艾丝猛地抬起头,眼睛瞪得大大的:“我爹?你说我爹?”
老武点了点头,他从口袋里掏出个东西,递给艾丝。那是枚用铁皮剪成的小花,花瓣已经锈得不成样子,但能看出是朵迎春花——那是艾丝母亲最喜欢的花,母亲去世后,父亲就再也没提过。
“你爹当年,就是负责绘制运输管道图的。”老武的声音里带着点惋惜,“732层出事那年,他本来能逃出来的,却为了掩护我们送净化剂,被巡检队抓住了……”
后面的话,艾丝没听清。她的耳朵里嗡嗡作响,手里捏着那枚铁皮花,冰凉的铁锈透过指尖传来,像父亲的手在轻轻抚摸她的头。难怪父亲总爱对着管道图发呆,难怪他知道那么多关于机械的事,难怪他临终前说“有些事,总得有人做”——原来那些她以为的“巧合”,都是父亲未说出口的坚持。
“我们找了你很久。”老武看着她,眼神里的温和多了几分,“你爹常说,他闺女比他有出息,胆子大,心细,是块干大事的料。”
艾丝的喉咙突然哽住了,眼眶发热,她赶紧低下头,假装整理工装,却有两颗眼泪不争气地掉下来,砸在铁皮花上,晕开两小圈锈迹。
“艾丝姐。”小芸怯生生地开口,“我弟弟……上个月就是因为空气不够,没了。我想让他走的时候,能多吸两口干净的。”
刀疤脸也开了口,他摸了摸脸上的疤:“我这条命,是732层那次,你爹救的。他说过,底层的人,不能像垃圾一样堆着,得活出点人样。”
老周叹了口气:“我知道这事儿危险,搞不好就是死。但你看现在的897层,空气越来越差,配额越来越少,再等下去,不是饿死就是憋死。与其这样,不如拼一把,就算死了,也比烂在楼道里强。”
艾丝抬起头,泪水模糊了视线,却把眼前的景象看得更清楚了:老周布满老茧的手,小芸发红的眼睛,刀疤脸紧抿的嘴角,老马推眼镜时的动作,还有老武平静却坚定的眼神。他们都是897层最普通的人,像墙角的杂草,没人在意,却在拼命地生长。
她想起瘦猴怀里的塑料瓶,想起秀嫂怀里发紫的孩子,想起老金伯咳得撕心裂肺的声音,想起父亲临终前望着通风口的眼神。那些画面像碎片,在她脑海里拼出两个字:
值得。
“管道车的路线图,你们有吗?”艾丝的声音有点沙哑,但很稳。
老武的眼睛亮了一下,他从怀里掏出一卷纸,小心翼翼地展开——是用废弃图纸拼接的,上面用炭笔歪歪扭扭地画着线路,还有几个打叉的地方,标着“卫兵点”。
“这是我们能弄到的最详细的了。”老武指着其中一段,“这里是896层和897层的连接管道,有个检修口,我们可以从这里进去,等车经过时动手。”
艾丝凑过去,手指落在图纸上:“这里的管道壁厚度多少?如果需要破拆,得用特制的工具,普通钢片不行。”

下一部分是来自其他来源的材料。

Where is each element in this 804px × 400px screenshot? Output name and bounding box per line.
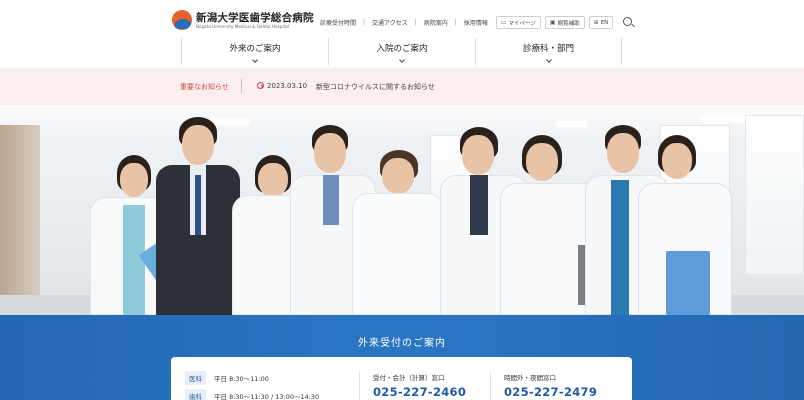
important-notice-bar: 重要なお知らせ 2023.03.10 新型コロナウイルスに関するお知らせ xyxy=(0,68,804,105)
util-link-recruit[interactable]: 採用情報 xyxy=(464,18,488,27)
logo-subtitle: Niigata University Medical & Dental Hosp… xyxy=(196,23,290,29)
night-tel[interactable]: 025-227-2479 xyxy=(504,385,597,399)
notice-divider xyxy=(241,79,242,93)
reception-label: 受付・会計（計算）窓口 xyxy=(373,374,445,382)
gnav-inpatient[interactable]: 入院のご案内 xyxy=(328,38,475,65)
section-title: 外来受付のご案内 xyxy=(358,338,446,349)
monitor-icon: ▣ xyxy=(549,19,556,26)
hospital-logo[interactable]: 新潟大学医歯学総合病院 Niigata University Medical &… xyxy=(172,10,314,30)
util-link-guide[interactable]: 病院案内 xyxy=(424,18,448,27)
gnav-label: 診療科・部門 xyxy=(522,44,574,54)
viewing-support-button[interactable]: ▣ 閲覧補助 xyxy=(544,16,585,29)
night-label: 時間外・夜間窓口 xyxy=(504,374,556,382)
language-label: EN xyxy=(600,19,609,26)
mypage-button[interactable]: ▭ マイページ xyxy=(495,16,541,29)
outpatient-reception-section: 外来受付のご案内 医科 平日 8:30～11:00 歯科 平日 8:30～11:… xyxy=(0,315,804,400)
ceiling-light xyxy=(700,115,750,121)
chevron-down-icon xyxy=(252,57,258,63)
gnav-outpatient[interactable]: 外来のご案内 xyxy=(181,38,328,65)
globe-icon: ⊕ xyxy=(593,19,599,26)
arrow-circle-icon xyxy=(257,82,264,89)
search-icon[interactable] xyxy=(623,17,632,26)
gnav-departments[interactable]: 診療科・部門 xyxy=(475,38,622,65)
staff-figure xyxy=(152,117,242,315)
card-divider xyxy=(359,371,360,400)
reception-card: 医科 平日 8:30～11:00 歯科 平日 8:30～11:30 / 13:0… xyxy=(171,357,632,400)
staff-figure xyxy=(350,150,446,315)
staff-figure xyxy=(638,135,734,315)
utility-nav: 診療受付時間 | 交通アクセス | 病院案内 | 採用情報 ▭ マイページ ▣ … xyxy=(320,16,614,29)
hero-photo xyxy=(0,105,804,315)
hours-medical: 平日 8:30～11:00 xyxy=(214,375,269,383)
reception-tel[interactable]: 025-227-2460 xyxy=(373,385,466,399)
util-separator: | xyxy=(363,19,366,26)
logo-mark-icon xyxy=(172,10,192,30)
gnav-label: 外来のご案内 xyxy=(229,44,281,54)
notice-date: 2023.03.10 xyxy=(267,82,308,90)
hero-wall xyxy=(0,125,40,315)
util-separator: | xyxy=(414,19,417,26)
notice-link[interactable]: 新型コロナウイルスに関するお知らせ xyxy=(316,82,435,92)
clipboard xyxy=(666,251,710,315)
card-divider xyxy=(490,371,491,400)
chevron-down-icon xyxy=(545,57,552,63)
dept-badge-dental: 歯科 xyxy=(185,389,206,400)
logo-title: 新潟大学医歯学総合病院 xyxy=(196,11,314,24)
folder-icon: ▭ xyxy=(500,19,507,26)
viewing-support-label: 閲覧補助 xyxy=(557,20,580,27)
site-header: 新潟大学医歯学総合病院 Niigata University Medical &… xyxy=(0,0,804,68)
util-separator: | xyxy=(454,19,457,26)
notice-label: 重要なお知らせ xyxy=(180,83,229,91)
util-link-access[interactable]: 交通アクセス xyxy=(372,18,408,27)
dept-badge-medical: 医科 xyxy=(185,371,206,385)
hero-window xyxy=(745,115,804,275)
global-nav: 外来のご案内 入院のご案内 診療科・部門 xyxy=(181,38,622,65)
language-button[interactable]: ⊕ EN xyxy=(588,16,614,29)
ceiling-light xyxy=(556,121,586,127)
mypage-label: マイページ xyxy=(508,20,536,27)
chevron-down-icon xyxy=(399,57,405,63)
util-link-hours[interactable]: 診療受付時間 xyxy=(320,18,356,27)
hours-dental: 平日 8:30～11:30 / 13:00～14:30 xyxy=(214,393,320,400)
gnav-label: 入院のご案内 xyxy=(376,44,428,54)
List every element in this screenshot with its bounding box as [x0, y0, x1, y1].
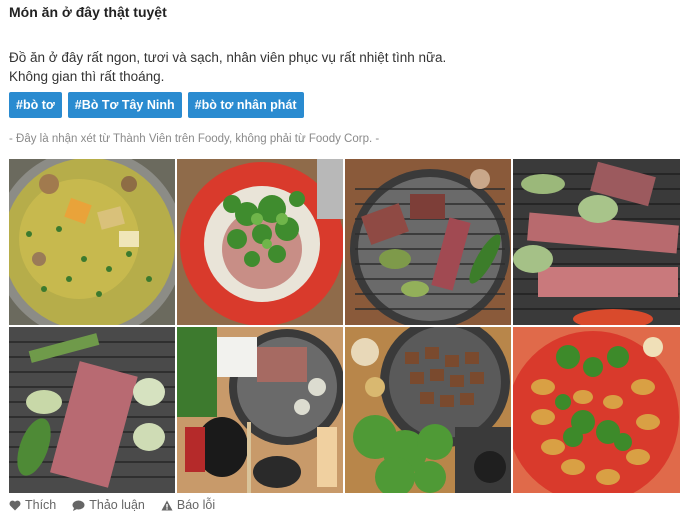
photo-grill-beef-vegetables[interactable]: [345, 159, 511, 325]
tag-bo-to-tay-ninh[interactable]: #Bò Tơ Tây Ninh: [67, 92, 182, 118]
photo-herbs-raw-beef[interactable]: [177, 159, 343, 325]
photo-grill-beef-cubes-salad[interactable]: [345, 327, 511, 493]
photo-grill-beef-slab[interactable]: [9, 327, 175, 493]
action-bar: Thích Thảo luận Báo lỗi: [9, 498, 215, 512]
discuss-button[interactable]: Thảo luận: [72, 498, 145, 512]
photo-grill-beef-strips[interactable]: [513, 159, 680, 325]
like-button[interactable]: Thích: [9, 498, 56, 512]
heart-icon: [9, 500, 21, 510]
report-button[interactable]: Báo lỗi: [161, 498, 215, 512]
review-body-line: Đồ ăn ở đây rất ngon, tươi và sạch, nhân…: [9, 50, 447, 65]
discuss-label: Thảo luận: [89, 498, 145, 512]
review-title: Món ăn ở đây thật tuyệt: [9, 4, 167, 20]
warning-icon: [161, 500, 173, 510]
photo-hotpot-soup[interactable]: [9, 159, 175, 325]
review-body: Đồ ăn ở đây rất ngon, tươi và sạch, nhân…: [9, 48, 446, 86]
tag-list: #bò tơ #Bò Tơ Tây Ninh #bò tơ nhân phát: [9, 92, 304, 118]
review-body-line: Không gian thì rất thoáng.: [9, 69, 165, 84]
photo-herbs-mushroom-plate[interactable]: [513, 327, 680, 493]
photo-grid: [9, 159, 680, 493]
tag-bo-to-nhan-phat[interactable]: #bò tơ nhân phát: [187, 92, 304, 118]
comment-icon: [72, 500, 85, 511]
disclaimer: - Đây là nhận xét từ Thành Viên trên Foo…: [9, 133, 380, 145]
like-label: Thích: [25, 498, 57, 512]
photo-table-grill-setup[interactable]: [177, 327, 343, 493]
tag-bo-to[interactable]: #bò tơ: [9, 92, 62, 118]
report-label: Báo lỗi: [176, 498, 216, 512]
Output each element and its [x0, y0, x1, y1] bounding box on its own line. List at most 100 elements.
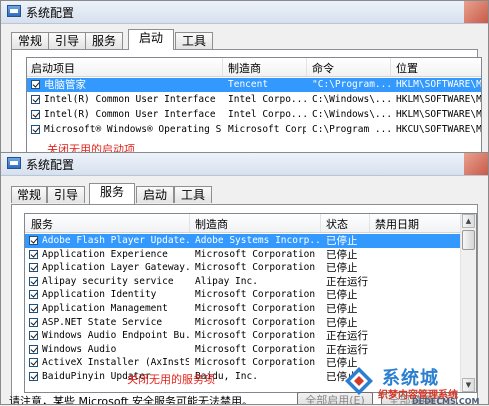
service-maker: Microsoft Corporation — [195, 248, 316, 260]
col-service[interactable]: 服务 — [31, 216, 53, 232]
col-disabled-date[interactable]: 禁用日期 — [375, 216, 419, 232]
service-status: 正在运行 — [326, 275, 368, 288]
col-manufacturer[interactable]: 制造商 — [195, 216, 228, 232]
window-title: 系统配置 — [26, 158, 75, 172]
service-row[interactable]: Windows Audio Microsoft Corporation 正在运行 — [25, 343, 461, 357]
checkbox-checked-icon[interactable] — [29, 331, 38, 341]
tab-services[interactable]: 服务 — [89, 183, 135, 204]
service-status: 已停止 — [326, 289, 358, 302]
service-status: 已停止 — [326, 248, 358, 261]
service-name: ActiveX Installer (AxInstSV) — [42, 357, 189, 369]
startup-item-name: Microsoft® Windows® Operating S... — [44, 124, 222, 135]
startup-item-name: Intel(R) Common User Interface — [44, 94, 216, 105]
checkbox-checked-icon[interactable] — [29, 249, 38, 259]
startup-item-command: C:\Windows\... — [312, 109, 390, 120]
startup-item-location: HKLM\SOFTWARE\M — [396, 79, 481, 90]
service-maker: Microsoft Corporation — [195, 357, 316, 369]
service-name: Windows Audio — [42, 343, 117, 355]
service-maker: Microsoft Corporation — [195, 316, 316, 328]
watermark: 系统城 织梦内容管理系统 DEDECMS.COM — [330, 362, 489, 406]
checkbox-checked-icon[interactable] — [29, 358, 38, 368]
service-name: Alipay security service — [42, 275, 174, 287]
security-services-note: 请注意，某些 Microsoft 安全服务可能无法禁用。 — [9, 395, 254, 405]
checkbox-checked-icon[interactable] — [31, 80, 40, 89]
service-status: 正在运行 — [326, 343, 368, 356]
service-row[interactable]: Application Layer Gateway... Microsoft Co… — [25, 261, 461, 275]
startup-item-maker: Tencent — [228, 79, 269, 90]
tab-startup[interactable]: 启动 — [136, 186, 174, 203]
checkbox-checked-icon[interactable] — [29, 263, 38, 273]
startup-item-maker: Intel Corpo... — [228, 109, 306, 120]
tab-general[interactable]: 常规 — [11, 32, 49, 49]
tab-tools[interactable]: 工具 — [175, 32, 213, 49]
checkbox-checked-icon[interactable] — [31, 95, 40, 104]
service-maker: Microsoft Corporation — [195, 343, 316, 355]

“厚度三厘米,是合金材质。”老武显然做过功课,“我们有两包‘爆破粉’,是以前从废弃矿山里捡的,威力不大,但足够炸开个口子。”
“卫兵的武器呢?”艾丝继续问,“是电击枪还是实弹?”
“轻型转运车,配的是电击枪,怕打坏零件。”老马推了推眼镜,“但他们的防护服是防刺的,钢片不一定管用。”
“我有办法。”艾丝想起分解厂的废料堆里,有批淘汰的高压电箱,里面的电容拆出来,能做简易的电击器,“我可以做几个‘高压包’,虽然威力不如电击枪,但近距离接触,能让人暂时失去知觉。”
老武的脸上露出了笑容,他拍了拍艾丝的肩膀,力道不轻,却让人觉得踏实:“好!有你这话,我心里就有底了!”
“什么时候动手?”艾丝问。
“下周三凌晨三点。”老武说,“还有五天时间,我们分头准备:我和刀疤脸去探路,确认巡逻队的换班时间;老马和老周准备运输零件的工具,找个隐蔽的地方藏起来;小芸负责望风,留意巡检员的动向;艾丝,你需要什么材料,列个单子,我们想办法弄。”
艾丝点点头,从老武手里接过炭笔,在图纸背面写下需要的东西:电容、绝缘线、导线、开关……这些都是分解厂能弄到的废料,但需要仔细找,还得避开张秃子的眼线。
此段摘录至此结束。